Update 2009 Genomics Is Medicine ready for Genome Sequencing?

Genetics news has been commonplace for many years, complete with premature promises of revolutionary new medical treatments. These inflated expectations are certain to disappoint the uninitiated. The unfolding science reveals more complexity and uncertainty with each discovery. New methods emerge quickly that empower scientists to discover more, faster and at lower cost, but there is no assurance that new discoveries will take us closer to practical applications, rather than farther away from affordable medical miracles.

In their description of the National Human Genome Research Institute’s Encyclopedia of DNA Elements (ENCODE) project, Guigó and Reese stated:  “Finding human genes is a complex task because of the peculiar anatomy of the eukaryotic genome. Eukaryotic genes lie within long stretches of intergenic DNA, and within the genes only a few short fragments—the exons—are spliced together, often in alternative configurations, to form the mRNAs. Sequence signals in the genome are degenerate, and computational programs using them are able to identify the exons and link them into genes with relative success. But only through the sequencing of the corresponding mRNA molecule can a gene be unequivocally identified. It is unclear, however, what fraction of genes can be ascertained through mRNA sequencing. In addition, genes are only one type of functional elements. It is likely that most of the functionality of the human genome sequence remains largely unexplored.”    

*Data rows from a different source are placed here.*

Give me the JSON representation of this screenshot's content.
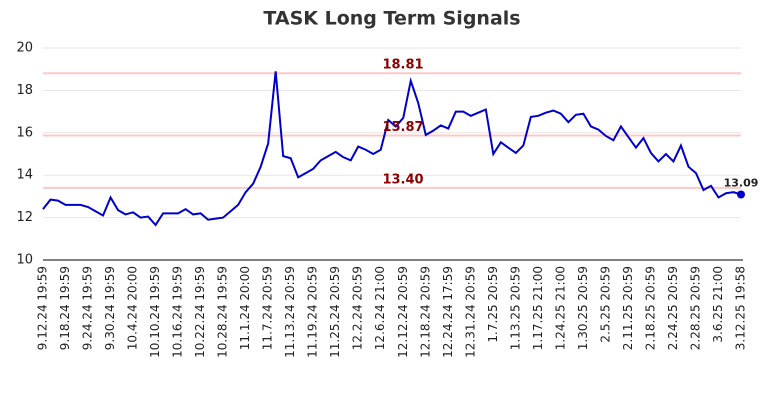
{
  "chart_data": {
    "type": "line",
    "title": "TASK Long Term Signals",
    "categories": [
      "9.12.24 19:59",
      null,
      null,
      "9.18.24 19:59",
      null,
      null,
      "9.24.24 19:59",
      null,
      null,
      "9.30.24 19:59",
      null,
      null,
      "10.4.24 20:00",
      null,
      null,
      "10.10.24 19:59",
      null,
      null,
      "10.16.24 19:59",
      null,
      null,
      "10.22.24 19:59",
      null,
      null,
      "10.28.24 19:59",
      null,
      null,
      "11.1.24 20:00",
      null,
      null,
      "11.7.24 20:59",
      null,
      null,
      "11.13.24 20:59",
      null,
      null,
      "11.19.24 20:59",
      null,
      null,
      "11.25.24 20:59",
      null,
      null,
      "12.2.24 20:59",
      null,
      null,
      "12.6.24 21:00",
      null,
      null,
      "12.12.24 20:59",
      null,
      null,
      "12.18.24 20:59",
      null,
      null,
      "12.24.24 17:59",
      null,
      null,
      "12.31.24 20:59",
      null,
      null,
      "1.7.25 20:59",
      null,
      null,
      "1.13.25 20:59",
      null,
      null,
      "1.17.25 21:00",
      null,
      null,
      "1.24.25 21:00",
      null,
      null,
      "1.30.25 20:59",
      null,
      null,
      "2.5.25 20:59",
      null,
      null,
      "2.11.25 20:59",
      null,
      null,
      "2.18.25 20:59",
      null,
      null,
      "2.24.25 20:59",
      null,
      null,
      "2.28.25 20:59",
      null,
      null,
      "3.6.25 21:00",
      null,
      null,
      "3.12.25 19:58"
    ],
    "series": [
      {
        "color": "#0000cc",
        "values": [
          12.4,
          12.85,
          12.8,
          12.6,
          12.6,
          12.6,
          12.5,
          12.3,
          12.1,
          12.95,
          12.35,
          12.15,
          12.25,
          12.0,
          12.05,
          11.65,
          12.2,
          12.2,
          12.2,
          12.4,
          12.15,
          12.2,
          11.9,
          11.95,
          12.0,
          12.3,
          12.6,
          13.2,
          13.6,
          14.4,
          15.5,
          18.9,
          14.9,
          14.8,
          13.9,
          14.1,
          14.3,
          14.7,
          14.9,
          15.1,
          14.85,
          14.7,
          15.35,
          15.2,
          15.0,
          15.2,
          16.6,
          16.3,
          16.7,
          18.45,
          17.4,
          15.9,
          16.1,
          16.35,
          16.2,
          17.0,
          17.0,
          16.8,
          16.95,
          17.1,
          15.0,
          15.55,
          15.3,
          15.05,
          15.4,
          16.75,
          16.8,
          16.95,
          17.05,
          16.9,
          16.5,
          16.85,
          16.9,
          16.3,
          16.15,
          15.85,
          15.65,
          16.3,
          15.8,
          15.3,
          15.75,
          15.05,
          14.65,
          15.0,
          14.65,
          15.4,
          14.4,
          14.1,
          13.3,
          13.5,
          12.95,
          13.15,
          13.2,
          13.09
        ]
      }
    ],
    "hlines": [
      {
        "value": 18.81,
        "label": "18.81"
      },
      {
        "value": 15.87,
        "label": "15.87"
      },
      {
        "value": 13.4,
        "label": "13.40"
      }
    ],
    "hline_color": "#ffc8c8",
    "hline_label_color": "#8b0000",
    "ylim": [
      10,
      20
    ],
    "yticks": [
      10,
      12,
      14,
      16,
      18,
      20
    ],
    "grid": true
  }
}
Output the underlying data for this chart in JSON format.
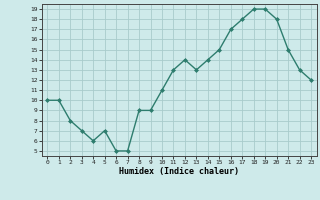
{
  "x": [
    0,
    1,
    2,
    3,
    4,
    5,
    6,
    7,
    8,
    9,
    10,
    11,
    12,
    13,
    14,
    15,
    16,
    17,
    18,
    19,
    20,
    21,
    22,
    23
  ],
  "y": [
    10,
    10,
    8,
    7,
    6,
    7,
    5,
    5,
    9,
    9,
    11,
    13,
    14,
    13,
    14,
    15,
    17,
    18,
    19,
    19,
    18,
    15,
    13,
    12
  ],
  "xlabel": "Humidex (Indice chaleur)",
  "line_color": "#2e7d6e",
  "marker": "D",
  "marker_size": 2,
  "bg_color": "#ceeaea",
  "grid_color": "#a8cccc",
  "ylim": [
    4.5,
    19.5
  ],
  "xlim": [
    -0.5,
    23.5
  ],
  "yticks": [
    5,
    6,
    7,
    8,
    9,
    10,
    11,
    12,
    13,
    14,
    15,
    16,
    17,
    18,
    19
  ],
  "xticks": [
    0,
    1,
    2,
    3,
    4,
    5,
    6,
    7,
    8,
    9,
    10,
    11,
    12,
    13,
    14,
    15,
    16,
    17,
    18,
    19,
    20,
    21,
    22,
    23
  ]
}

The modest aim of the first phase of ENCODE was to identify all functional elements in about 1% of the genome sequence through the collaborative effort of computational and laboratory-based scientists.   In time, the genomes of many species and many individuals within a species will be determined. Sophisticated comparative analyses of genomes will reveal more about the evolution of species. Computers with increasingly sophisticated software are essential to using genomic information in meaningful ways.  DNA sequencing, brilliant programming and digital computing are perfect matches.

In medical papers, old ideas of genes often prevail. Phrases such as genetic tendency, genetic component, and genes play a role in are typical of obsolete generalities that confuse rather than inform. The new appreciation that genes are not solid, real entities is difficult for physicians to understand. Part of the problem is that medical education pretends that humans are static entities and that diseases are discrete phenomena. A dynamic, interactive systems model better accounts for what actually happens. Rather than genes, you could imagine segments of DNA as code that is read differently depending on circumstances. Much of the code with deals with getting food, digesting it, distributing nutrients, and excreting waste products. Food intake to the body is a major player in determining gene expression.

While there is great interest in developing rapid, inexpensive genome sequencing, we lack even the most basic understanding of how to read the genomic data. The predication of disease risk is the least likely result of genomic data. Since the code is interactive, the expression of any sequence associated with a disease may altered by changing food intake or other variables in the environment.